In Ucraina è guerra culturale oltre che geopolitica

venerdì 18 marzo 2022


Sono ormai abbondanti i segnali che impongono di considerare la guerra della Russia di Vladimir Putin all’Ucraina come uno scontro culturale, oltre che geopolitico e strategico. Ultimo elemento in ordine di tempo sono state le dichiarazioni rese ieri durante la trasmissione “Dritto e Rovescio” su Rete4 dal politologo russo tradizionalista, Aleksandr Dugin, ritenuto “vicino” al presidente Putin. “È una guerra spirituale dei valori russi contro i valori occidentali moderni e postmoderni” ha detto Dugin, richiamandosi anche alle precedenti dichiarazioni del Patriarca ortodosso di Mosca contro le parate dell’orgoglio gay.

“La comunità gay può esistere – ha spiegato Dugin – ma il problema è il peccato, la norma, la norma della perversione, questo è un attacco ai nostri valori”. Il Patriarca Kirill nei giorni scorsi aveva citato le parate gay come un emblema del conflitto culturale tra ortodossia e Occidente e anche di quello russo-ucraino nel Donbass. Secondo Kirill, in Ucraina i fautori della cultura occidentale starebbero cercando di “imporre con la forza un peccato condannato dalla legge di Dio e, quindi, di imporre con la forza alle persone la negazione di Dio e della sua verità”. Lo stesso Patriarca ha poi definito come “metafisica” la guerra in corso in Ucraina. Putin, in un suo discorso precedente all’intervento militare russo, aveva detto: “L’Ucraina è una parte inalienabile della nostra storia, cultura e spazio spirituale”.

Sempre Putin ha pronunciato ieri una vera invettiva contro i nemici interni (russi ed ucraini) che preferiscono l’Occidente alla Santa Madre Russia e che “tradiscono” quest’ultima per beni di consumo, “ostriche, foie gras e libertà di gender”. La coscienza laica occidentale, da tempo secolarizzata, non comprende più cosa possa indicare l’espressione “spazio spirituale” e considera irrazionali e sorpassati gli scontri culturali. Secondo i nostri schemi mentali contano solo gli interessi economici e gli scontri di potere o, al massimo, le ideologie.

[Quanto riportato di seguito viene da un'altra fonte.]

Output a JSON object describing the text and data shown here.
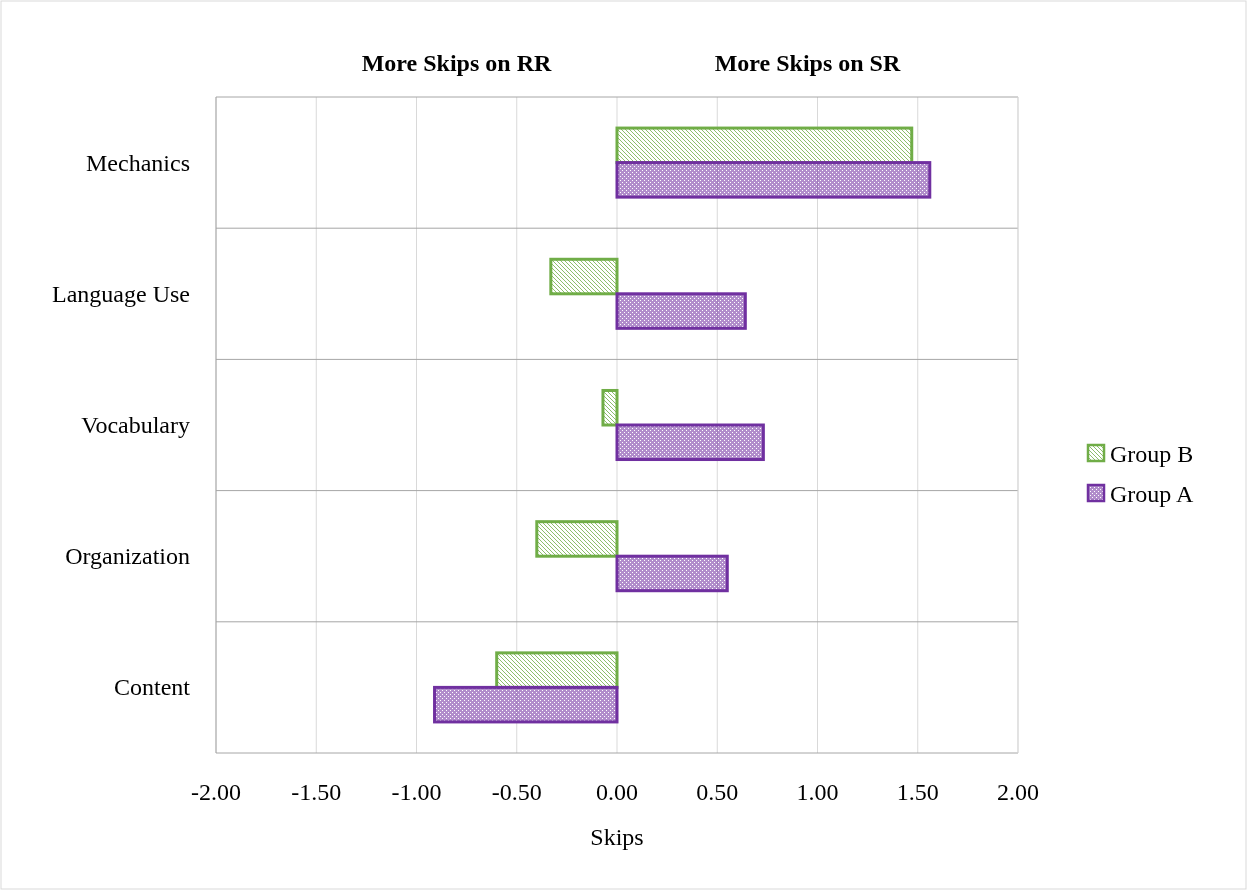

Eppure, tutto lascia pensare che dietro le motivazioni geopolitiche, economiche, politiche e ideologiche possano nascondersi anche nella guerra russo-ucraina in corso motivazioni culturali e spirituali e che queste possano ancora spingere gli uomini, addirittura, a prendere le armi in loro nome. Un po’ come avvenne, fatte le debite differenze, nell’Europa delle guerre di religione del XVI e XVII secolo. È una tendenza che si è già manifestata con la ripresa dello scontro culturale tra Islam e Occidente degli ultimi decenni e nella stessa guerra in Jugoslavia dove molti si sono contrapposti anche in quanto ortodossi (serbi) cattolici (croati) e musulmani (bosniaci). In Ucraina sta andando in scena, accanto a un conflitto geopolitico e strategico (scatenato dalla possibile adesione alla Nato), una guerra culturale tra la tradizione russo-ortodossa e quella dell’Occidente secolarizzato, scristianizzato, consumista ed edonista; e in ultima analisi individualista. Il tradizionalismo russo percepisce queste tendenze come una aggressione culturale, una specie di “peste occidentale” portatrice di “nichilismo gaio”, di inversione dei valori, spaesamento e insensatezza. Esso percepisce, perciò, gli attuali dirigenti ucraini come blasfemi traditori, che stanno compiendo una secessione dalla mitica comunità originaria chiamata Santa Madre Russia che, tutto sommato, anche il bolscevismo aveva salvaguardato con il suo solidarismo sociale (anche se più presunto e declamato che reale).

La guerra russo-ucraina deve perciò essere vista anche come anche una reazione della tradizione, della comunità originaria alla rivoluzione culturale rappresentata da quello che viene chiamato “universalismo atomizzante” della modernità distruttore di valori tradizionali e portatore di solitudine e disorientamento esistenziale. Se è vero, come crediamo, che il conflitto russo-ucraino nasconde una guerra culturale tra una cultura mistico-religiosa come l’ortodossia russa e l’Occidente laico e scristianizzato, dobbiamo trarne la desolante conclusione che si tratta di un conflitto di non facile e non rapida soluzione, anche perché esso divide ormai la società russa secondo una linea di faglia che è anche generazionale.